Clinical trials can be promoted and funded by a variety of sponsors, including pharmaceutical companies, government, research charities, foundations, medical organizations, and voluntary groups, such as patients' associations.

Clinical trials are defined as independent when they are promoted by scientific organizations - academic or not-for-profit - and funded by public or charitable money, research centres or voluntary groups.

Pharmaceutical companies, in close collaboration with university researchers and clinicians, fund the majority of clinical studies on drugs and devices. These studies are product-oriented, aiming to test the benefits of a particular treatment.

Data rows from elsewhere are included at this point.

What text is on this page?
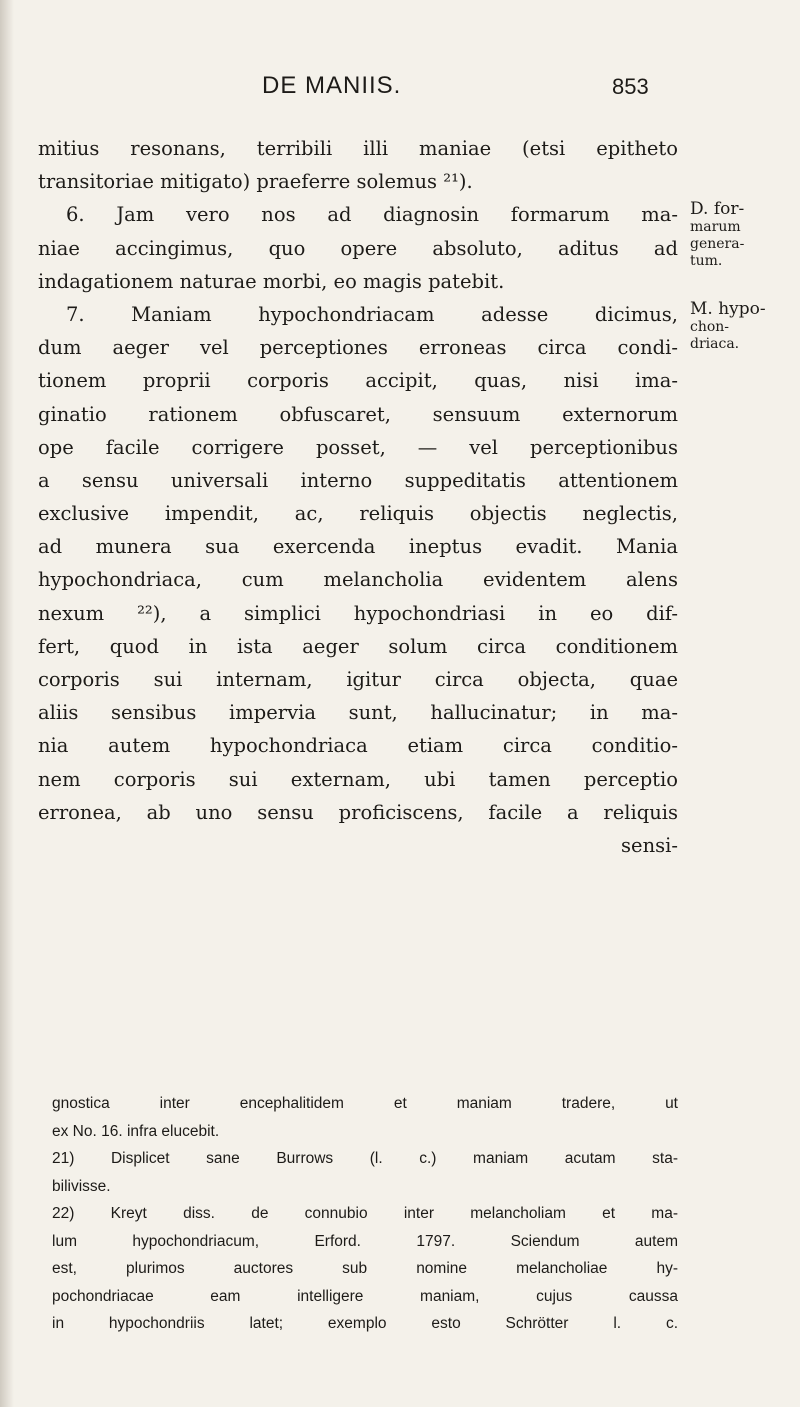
DE MANIIS.	853
mitius resonans, terribili illi maniae (etsi epitheto
transitoriae mitigato) praeferre solemus ²¹).
6. Jam vero nos ad diagnosin formarum ma-
niae accingimus, quo opere absoluto, aditus ad
indagationem naturae morbi, eo magis patebit.
7. Maniam hypochondriacam adesse dicimus,
dum aeger vel perceptiones erroneas circa condi-
tionem proprii corporis accipit, quas, nisi ima-
ginatio rationem obfuscaret, sensuum externorum
ope facile corrigere posset, — vel perceptionibus
a sensu universali interno suppeditatis attentionem
exclusive impendit, ac, reliquis objectis neglectis,
ad munera sua exercenda ineptus evadit. Mania
hypochondriaca, cum melancholia evidentem alens
nexum ²²), a simplici hypochondriasi in eo dif-
fert, quod in ista aeger solum circa conditionem
corporis sui internam, igitur circa objecta, quae
aliis sensibus impervia sunt, hallucinatur; in ma-
nia autem hypochondriaca etiam circa conditio-
nem corporis sui externam, ubi tamen perceptio
erronea, ab uno sensu proficiscens, facile a reliquis
sensi-
D. for-
marum
genera-
tum.
M. hypo-
chon-
driaca.
gnostica inter encephalitidem et maniam tradere, ut
ex No. 16. infra elucebit.
21) Displicet sane Burrows (l. c.) maniam acutam sta-
bilivisse.
22) Kreyt diss. de connubio inter melancholiam et ma-
lum hypochondriacum, Erford. 1797. Sciendum autem
est, plurimos auctores sub nomine melancholiae hy-
pochondriacae eam intelligere maniam, cujus caussa
in hypochondriis latet; exemplo esto Schrötter l. c.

Nevertheless, there is a large number of clinical research questions that are of little or no interest to commercial sponsors but still need to be addressed, given their importance to public health and to improving diagnosis and therapy for groups of patients of varying size. These questions are health problem-oriented, not treatment-orientated: Thus, "For this disease, this patient or group of patients, what is the best treatment option?" These questions refer not only to drugs and devices, but also to new biomedical interventions, surgery, physiotherapy, psychology, rehabilitation, training, etc. They are clearly of crucial importance for patients, caregivers, health systems and health insurance.

Independent clinical studies are of key importance for improving the effectiveness, safety and cost/benefit balance, such as the long-term risks and rare adverse reactions to treatments, comparing the available treatment options, evaluating the hoped-for improvements in quality of life or in follow-up of procedures and rehabilitation strategies. Investing in independent clinical research brings dividends for society in terms of reducing the impact of diseases, improving care strategies, and containing costs of health systems.